CONCLUSIONS: This early analysis suggests that the combination of oral decitabine plus cedazuridine with venetoclax for higher-risk-myelodysplastic syndromes and chronic myelomonocytic leukaemia is safe in most patients, with encouraging activity. Longer follow-up will be needed to confirm these data.
BACKGROUND: MD Anderson Cancer Center, MDS/AML Moon Shot, Genentech/AbbVie, and Astex Pharmaceuticals.
方法:我们做了一个单中心,剂量递增和剂量扩大,1/2期,临床试验。未经治疗的高风险骨髓增生异常综合征或慢性粒单核细胞白血病(国际预后评分系统分类为中等-2或更高的风险水平)患者,有过量的母细胞(>5%)。治疗包括在第1-5天口服地西他滨35mg加西他嗪100mg和维奈托克(可变剂量为100-400mg,第1天至14天,28天周期)。主要结果是研究1期部分的安全性和2期部分的总体反应。该试验正在进行中,该分析没有预先指定。这项研究在ClinicalTrials.gov注册,NCT04655755,目前正在招募参与者。

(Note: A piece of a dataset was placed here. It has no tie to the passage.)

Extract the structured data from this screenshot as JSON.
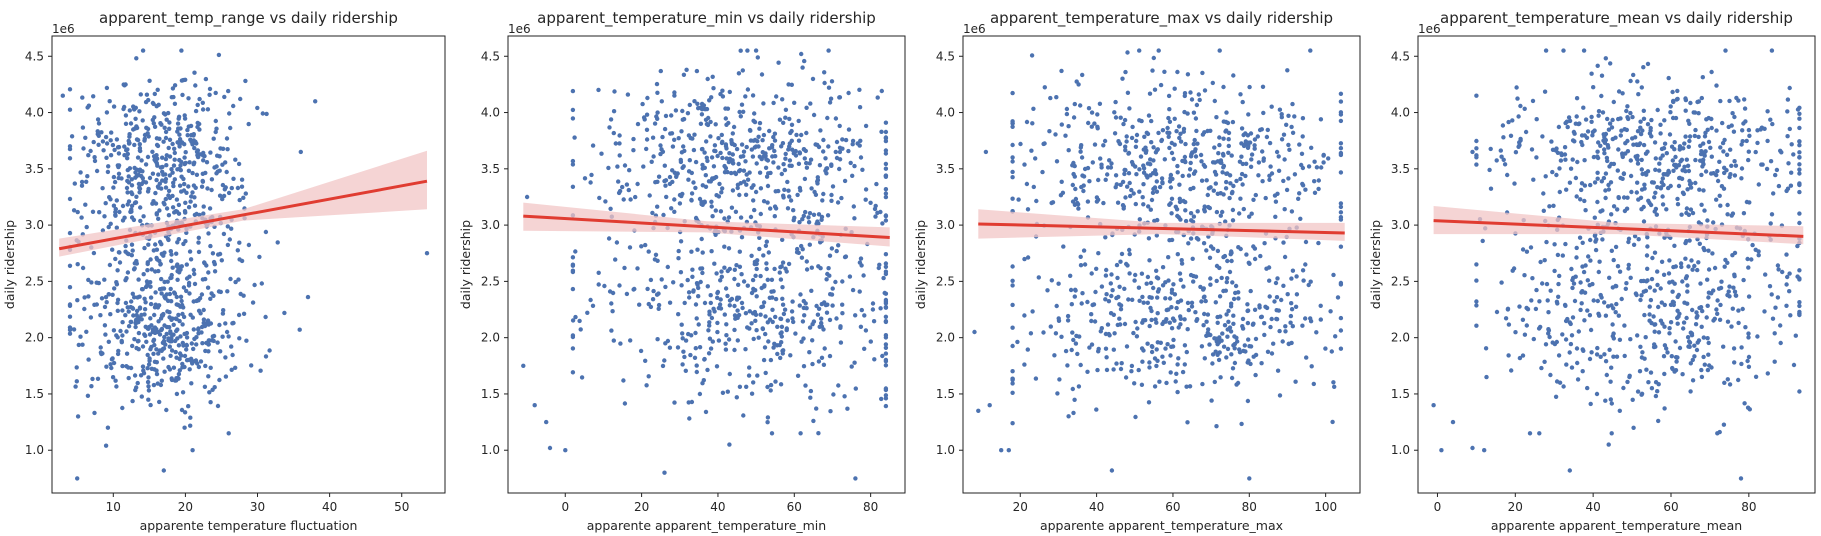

结果:在2021年1月21日至2023年1月20日之间,我们招募了39名患者(第一阶段9名,第二阶段30名)。中位年龄为71岁(范围27-94),28例(72%)患者为男性,11名(28%)为女性。未达到最大耐受剂量,推荐的2期剂量确定为口服地西他滨35mg加西达尿苷100mg,持续5天,韦内托克(400mg),持续14天。最常见的3-4级不良事件是血小板减少症(33[85%]39),中性粒细胞减少症(29[74%]),和发热性中性粒细胞减少症(8[21%])。研究药物因败血症导致4例非治疗相关死亡(n=2),肺部感染(n=1),和未确定的原因(n=1)。中位随访时间为10·8个月(IQR5·6~16·4)。总有效率为95%(95%CI83-99;37/39)。19例(49%)患者进行了造血干细胞移植。
结论:这项早期分析表明,在大多数患者中,口服地西他滨联合西达嗪联合维奈托克治疗高危骨髓增生异常综合征和慢性粒单核细胞白血病是安全的,鼓励活动。需要更长时间的随访来确认这些数据。
背景:MD安德森癌症中心,MDS/AML月球射击,Genentech/AbbVie,和Astex制药公司。